Quelque ironie qu'on en puisse tirer, cette situation ne rend que plus insolente la revendication salariale du chef de l'Etat. D'autant que M. Sarkozy s’était montré fort critique à l'égard de la fièvre dépensière, voire parasitaire, de son prédécesseur, au point de le railler en disant qu’il démontait les poignées de portes en or de l’Elysée. Il nous paraît, au minimum, légitime de s’interroger sur l’opportunité de sa demande présente, qui va augmenter d’un coup sa rémunération [101.488 euros annuels bruts actuellement] de… 140 % ! On invoque, pour la justifier, un alignement sur la rémunération de chefs d’Etats étrangers et, en interne, sur celle du chef du gouvernement, il est vrai, survalorisée par rapport à celle du chef de l’Etat.

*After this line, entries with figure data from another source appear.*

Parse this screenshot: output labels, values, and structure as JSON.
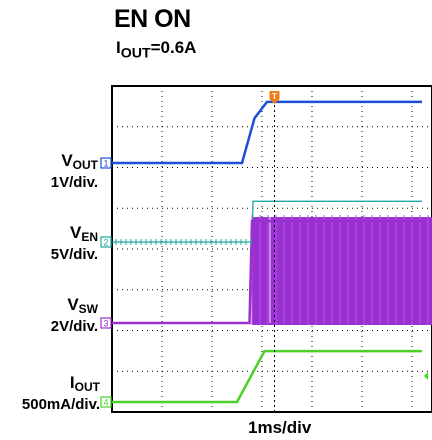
{
  "chart_data": {
    "type": "line",
    "title": "EN ON",
    "subtitle": {
      "main": "I",
      "sub": "OUT",
      "tail": "=0.6A"
    },
    "xlabel": "1ms/div",
    "time_per_div_ms": 1,
    "grid": true,
    "trigger_marker": "T",
    "trigger_time_ms": 1.75,
    "channels": [
      {
        "id": "1",
        "label_main": "V",
        "label_sub": "OUT",
        "scale": "1V/div.",
        "color": "#1f4fd8",
        "x_ms": [
          -1.5,
          1.1,
          1.35,
          1.6,
          4.7
        ],
        "y_div": [
          0,
          0,
          1.1,
          1.5,
          1.5
        ]
      },
      {
        "id": "2",
        "label_main": "V",
        "label_sub": "EN",
        "scale": "5V/div.",
        "color": "#20a8a0",
        "x_ms": [
          -1.5,
          1.3,
          1.32,
          4.7
        ],
        "y_div": [
          0,
          0,
          1.0,
          1.0
        ]
      },
      {
        "id": "3",
        "label_main": "V",
        "label_sub": "SW",
        "scale": "2V/div.",
        "color": "#9b30d0",
        "x_ms": [
          -1.5,
          1.25,
          1.3,
          4.7
        ],
        "y_div": [
          0,
          0,
          2.5,
          2.5
        ],
        "switching_band_div": [
          0,
          2.6
        ]
      },
      {
        "id": "4",
        "label_main": "I",
        "label_sub": "OUT",
        "scale": "500mA/div.",
        "color": "#4bd12a",
        "x_ms": [
          -1.5,
          1.0,
          1.55,
          4.7
        ],
        "y_div": [
          0,
          0,
          1.25,
          1.25
        ]
      }
    ]
  }
}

    Ces arguments paraissent tout à fait vains en l'état de la conjoncture. Est-on dans la nécessité de faire jouer cette sorte de principe de non-discrimination européen : "à travail présidentiel égal, salaire égal" ? La question elle-même est sotte. En outre, est-il judicieux, quand on suggère qu’un premier ministre ne sert finalement pas à grand-chose et que d’aucuns s’interrogent sur les raisons mêmes de son existence, de s’aligner sur sa rémunération plutôt que de réduire cette dernière ? Vains sont encore les arguments invoqués au regard d’un budget qui a été adopté, rappelons-le, sur le fondement de la réduction des dépenses publiques, et au regard d’un déficit budgétaire estimé aujourd’hui à 41,787 milliards d'euros et qui grève l'avenir de nos enfants et petits-enfants…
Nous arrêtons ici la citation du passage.